Monday, November 1, 2010

Legend of the Guardians: The Owls of Ga'Hoole

My wife and I went to this movie a few nights ago.  We originally had no real intention of seeing it, but we wanted a date night, and decided to go to a movie.  This was the only one playing we wanted to see at all. It was a wonderful movie, with stunning 3D special effects.  It reminded me a lot of the Secret of NIMH in it's overall feel, but with a significantly different story.

The Legend of the Guardians, is a fantasy, that not only involves talking owls, but owls that can forge metal, and wear helmets, and metal covers for their talons.  If you can get past that, it is a wonderful little story about good and evil.

The story is fairly simplistic, but most stories aimed at kids are, so that isn't really a negative.  Where The Legend of the Guardians really shines, however, is the overall themes.  It is a rather anit-progressive movie.  While one faction of owls in the movie are racist elitists, it is a rousing condemnation of all elitism.  An overall stated theme is "making the weak strong," not giving the weak welfare, or having them sit by while others do the work for them, but rather giving them the tools to make themselves strong.

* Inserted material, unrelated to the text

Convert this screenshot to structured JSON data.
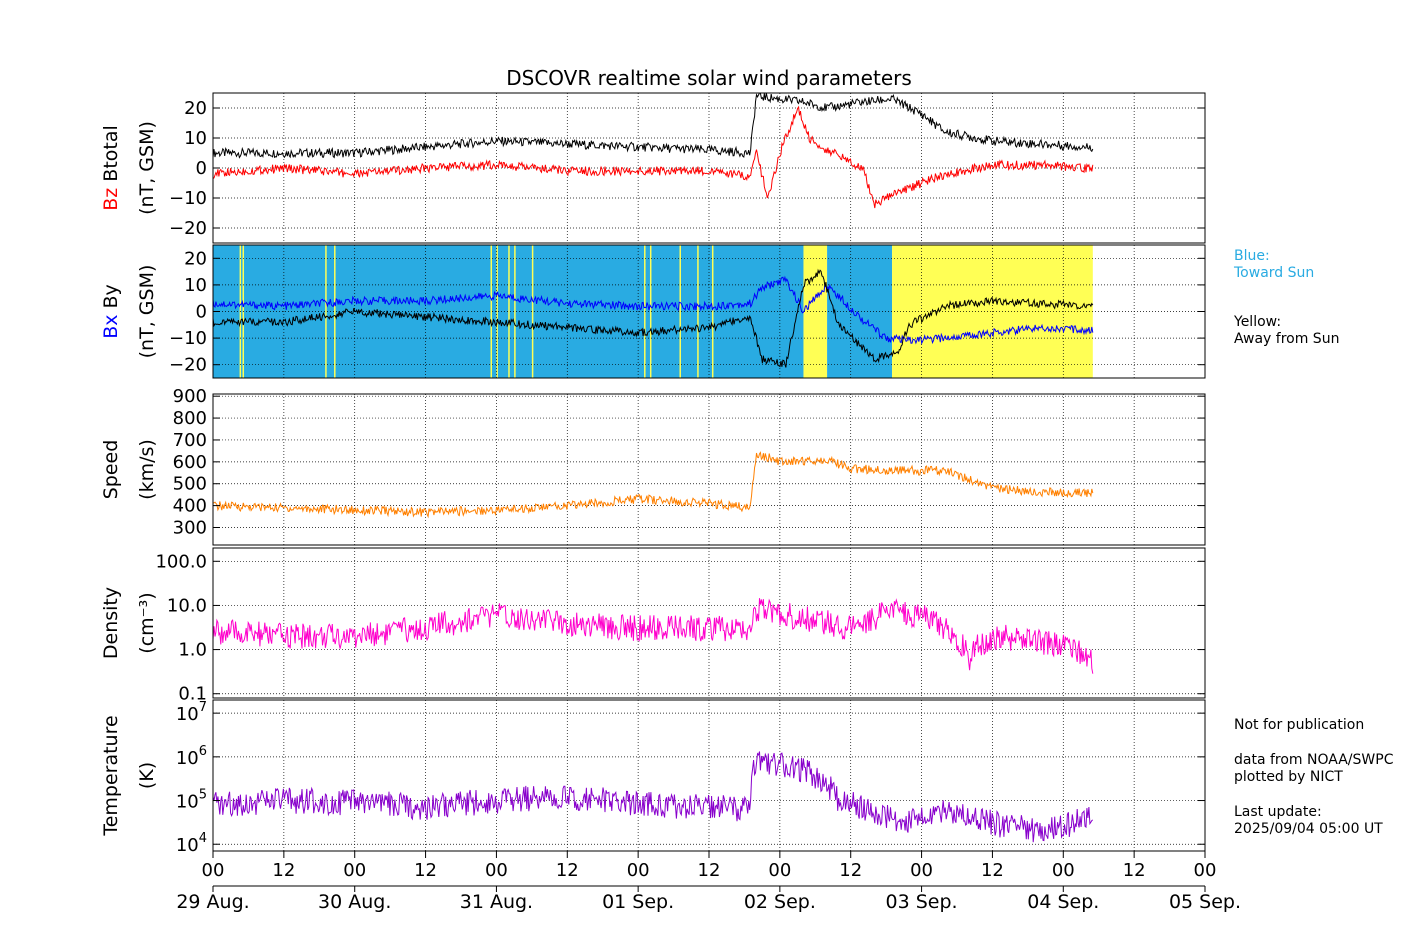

This is in opposition to much of what we hear from the government run schools, and leftist media, namely that we are too stupid and too much like Homer Simpson to be able to do the intelligent thing without the beneficial state guiding us.   There is also a major theme of doing what is necessary and right, even if it's hard, dangerous and permanently damages you, because it is the right thing to do.

The special effects are amazing, modern 3D is still lacking a bit, but is better than most other 3D movies I've seen.  Like all 3D I've seen recently, it suffers when things get too close to the screen, particularly when moving quickly.  I suspect that at least doubling the frame rate would fix much of the problem, but it currently still has problems. I do not blame the movie however.  It is simply that modern 3D is still lacking, and that problem will eventually be resolved.  Another problem with 3D movies, unlikely to be resolved is a parallax issue.  Each person's eyes are a different distance apart.  This causes subtle problems with 3D movies, as they have to guess as to an average parallax.  If you don't match, things look wrong.  This is a problem unlikely to be fixed. 

It is also obvious that some serious thought went into the idea of aerial melee combat.  The fight scenes looked and felt rather realistic.  There were a few problems, such as owls hovering when the only bird that can is a hummingbird, but for the most part, the moves the owls make, and the battle tactics they use, look to be about as sound as someone who is not a seasoned owl warrior general would be able to come up with, but I would want to have some subsequent viewings to further analyze that.

It is far from perfect, and it drags in a couple of areas, and feels rushed in other areas, but overall is a wonderful movie for helping to teach kids about honor, and doing the right thing even if it's hard, because it's necessary. 

This is a movie that will displease those of a liberal ideology because it advocates acting on one's own when necessary not waiting for the elite to decide and act.

In summary, it may be somewhat predictable, and fairly simplistic storyline, but that's OK.  It's still a wonderful story for kids, and beautifully done.  I will buy it when released on DVD.  It's beauty however may persuade me to go for a Blu-Ray setup, of course I would need to get a Blu-Ray player, and a television that would benefit from the greater resolution.  Right now that isn't in the cards.